L'autre chose que j'ai remarquée en me promenant à Sagaing et à Mandalay, ce sont les anciennes pagodes et statues de Bouddha, immenses et dorées, qui sont aujourd'hui en ruines. Il n'y a pas si longtemps, elles étaient grandioses et apparemment éloignées du chaos qui engloutissait le pays. Elles symbolisaient le détachement et la compassion. L'un des principes fondamentaux du bouddhisme est l’inévitable lien de la vie avec la souffrance (Dukkha). Mais combien de temps encore la population du Myanmar peut-elle souffrir ? Et à quel point ceux qui souffrent peuvent-ils encore dépendre de la compassion des gens ordinaires et des premiers intervenants qui font de leur mieux pour soulager la souffrance ?
Tout comme les pagodes et les statues, la résilience du peuple du Myanmar ne peut être présumée ou acquise. La population a désespérément besoin de l'aide de la communauté internationale pour faire face à l'accumulation des crises. Les caméras qui sont actuellement braquées sur le Myanmar s'en détourneront bientôt. Mais il faut espérer que la crise au Myanmar ne restera pas négligée.
La communauté internationale doit s'unir pour reconnaître la détermination et le courage du Myanmar et de son peuple, et pour lui imaginer un avenir meilleur.

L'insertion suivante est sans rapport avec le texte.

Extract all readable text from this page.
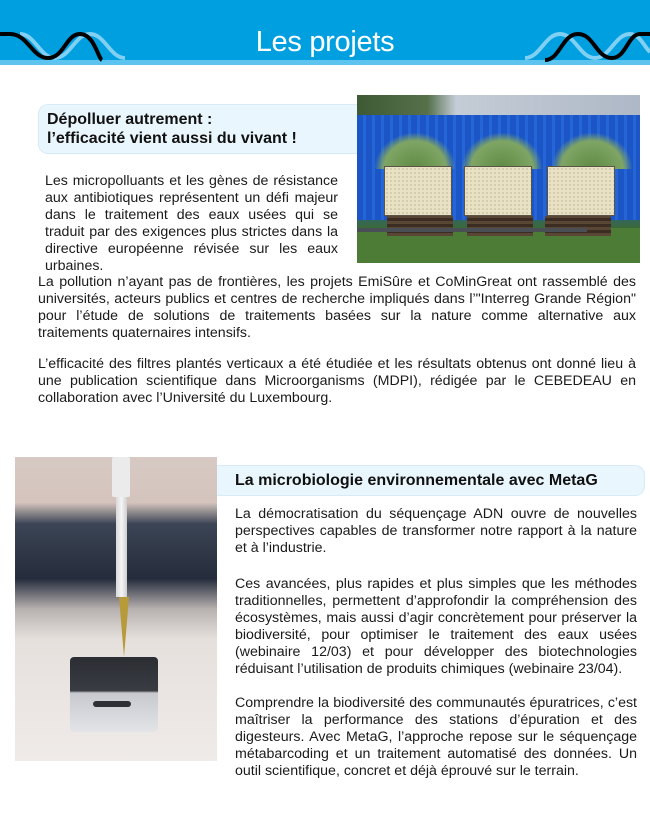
Les projets
Dépolluer autrement :
l’efficacité vient aussi du vivant !

Les micropolluants et les gènes de résistance aux antibiotiques représentent un défi majeur dans le traitement des eaux usées qui se traduit par des exigences plus strictes dans la directive européenne révisée sur les eaux urbaines.

La pollution n’ayant pas de frontières, les projets EmiSûre et CoMinGreat ont rassemblé des universités, acteurs publics et centres de recherche impliqués dans l’"Interreg Grande Région" pour l’étude de solutions de traitements basées sur la nature comme alternative aux traitements quaternaires intensifs.

L’efficacité des filtres plantés verticaux a été étudiée et les résultats obtenus ont donné lieu à une publication scientifique dans Microorganisms (MDPI), rédigée par le CEBEDEAU en collaboration avec l’Université du Luxembourg.

La microbiologie environnementale avec MetaG

La démocratisation du séquençage ADN ouvre de nouvelles perspectives capables de transformer notre rapport à la nature et à l’industrie.

Ces avancées, plus rapides et plus simples que les méthodes traditionnelles, permettent d’approfondir la compréhension des écosystèmes, mais aussi d’agir concrètement pour préserver la biodiversité, pour optimiser le traitement des eaux usées (webinaire 12/03) et pour développer des biotechnologies réduisant l’utilisation de produits chimiques (webinaire 23/04).

Comprendre la biodiversité des communautés épuratrices, c’est maîtriser la performance des stations d’épuration et des digesteurs. Avec MetaG, l’approche repose sur le séquençage métabarcoding et un traitement automatisé des données. Un outil scientifique, concret et déjà éprouvé sur le terrain.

Nous pouvons au moins essayer de faire en sorte qu'en cas de nouvelle catastrophe, le choc ne soit pas aussi violent.
Le long chemin vers le relèvement nécessitera un effort concerté pour reconstruire les infrastructures, rétablir les moyens de subsistance et répondre aux nombreux besoins des personnes vulnérables. L'attention et l'engagement soutenu du monde entier seront essentiels pour aider le peuple du Myanmar à surmonter ce chapitre bouleversant.
La réponse du PNUD au tremblement de terre au Myanmar, ainsi que son travail dans d'autres contextes de crise, est rendue possible grâce au soutien de ses principaux partenaires financiers.